The different neuronal cell types of the retina are as follows:

• The photoreceptors—rods and cones—which transmit signals to the outer plexiform layer, where they synapse with bipolar cells and horizontal cells.
• The horizontal cells, which transmit signals horizontally in the outer plexiform layer from the rods and cones to bipolar cells.
• The bipolar cells, which transmit signals vertically from the rods, cones, and horizontal cells to the inner plexiform layer, where they synapse with ganglion cells and amacrine cells.
• The amacrine cells, which transmit signals in two directions, either directly from bipolar cells to RGCs or horizontally within the inner plexiform layer from axons of the bipolar cells to dendrites of the ganglion cells or to other amacrine cells.
• The ganglion cells, or RGCs, which transmit output signals from the retina through the optic nerve into the brain serving both the visual and non-visual pathways (mRGCs). The first leads to formed vision, whereas the second is instrumental to photoentrain circadian rhythms.

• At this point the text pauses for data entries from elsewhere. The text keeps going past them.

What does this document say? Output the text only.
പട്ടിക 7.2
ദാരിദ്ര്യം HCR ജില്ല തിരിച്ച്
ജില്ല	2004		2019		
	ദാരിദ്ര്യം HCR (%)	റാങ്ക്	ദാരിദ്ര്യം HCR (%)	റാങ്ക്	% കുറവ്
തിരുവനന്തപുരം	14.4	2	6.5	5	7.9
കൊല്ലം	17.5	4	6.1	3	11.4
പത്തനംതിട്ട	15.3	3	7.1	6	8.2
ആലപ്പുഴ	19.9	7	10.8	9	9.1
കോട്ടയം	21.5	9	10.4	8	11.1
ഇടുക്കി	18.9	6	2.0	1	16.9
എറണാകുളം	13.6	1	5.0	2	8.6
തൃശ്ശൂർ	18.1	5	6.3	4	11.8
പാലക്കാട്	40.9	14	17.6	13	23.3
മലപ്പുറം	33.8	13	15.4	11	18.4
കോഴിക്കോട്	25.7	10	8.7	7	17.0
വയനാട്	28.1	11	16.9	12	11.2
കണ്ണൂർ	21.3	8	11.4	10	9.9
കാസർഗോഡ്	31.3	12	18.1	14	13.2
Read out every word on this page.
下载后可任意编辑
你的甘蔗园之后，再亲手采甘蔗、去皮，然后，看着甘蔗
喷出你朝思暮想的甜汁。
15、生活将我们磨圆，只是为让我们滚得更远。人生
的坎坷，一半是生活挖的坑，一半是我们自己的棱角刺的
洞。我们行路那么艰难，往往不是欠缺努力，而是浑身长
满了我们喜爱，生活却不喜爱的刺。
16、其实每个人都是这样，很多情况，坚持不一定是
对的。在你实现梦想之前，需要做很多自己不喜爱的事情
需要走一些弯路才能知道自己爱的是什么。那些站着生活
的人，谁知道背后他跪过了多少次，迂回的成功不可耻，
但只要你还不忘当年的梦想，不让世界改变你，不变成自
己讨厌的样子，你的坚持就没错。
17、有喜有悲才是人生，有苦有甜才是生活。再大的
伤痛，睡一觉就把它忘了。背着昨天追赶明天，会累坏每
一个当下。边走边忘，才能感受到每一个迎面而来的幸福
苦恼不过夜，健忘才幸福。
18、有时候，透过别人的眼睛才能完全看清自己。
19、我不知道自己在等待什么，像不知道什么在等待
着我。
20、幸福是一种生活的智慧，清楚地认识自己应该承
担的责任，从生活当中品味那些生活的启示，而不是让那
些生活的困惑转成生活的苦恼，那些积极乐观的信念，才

Finally, the interplexiform cell transmits inhibitory signals in the retrograde direction from the inner plexiform layer to the outer plexiform layer, thus controlling lateral spread of visual signals by the horizontal cells in the outer plexiform layer and the degree of contrast in the visual image.

Both rods and cones release glutamate at their synapses with the bipolar cells. Amacrine cells secrete at least eight types of neurotransmitters, including γ-aminobutyric acid (GABA), glycine, dopamine, acetylcholine, and indolamine, all of which normally function as inhibitory transmitters.

Virtually all the retinal neurons, including the photoreceptors and except the RGCs, conduct their visual signals by electrotonic conduction. This allows graded conduction of signal strength directly related to the intensity of illumination. Thus, the signal is not all or none, as would be the case for action potentials. The only retinal neurons operating by action potentials are the RGCs.

Each retina contains about 100 million rods and 3 million cones, yet the number of RGCs is only about 1.2 million. Thus, an average of 60 rods and 2 cones converge on each ganglion cell and the corresponding optic nerve axon connecting to the brain. As fovea is approached, fewer rods and cones converge on each RGC axon, and the rods and cones also become slender. These effects progressively increase the acuity of vision in the central retina. In the central fovea there are only slender cones—about 35,000 of them—and no rods. Additionally, the number of RGC axons leading from this part of the retina is almost exactly equal to the number of cones. This explains the high degree of visual acuity in the central retina in comparison with peripheral retina.

The peripheral retina is much more sensitive than the fovea to weak light, which occurs partly because rods are 30 to 300 times more sensitive to light than cones are. In addition, as many as 200 rods converge on a single RGC axon in the more peripheral portions of the retina, and thus signals from the rods summate to give even more intense stimulation of the peripheral RGCs.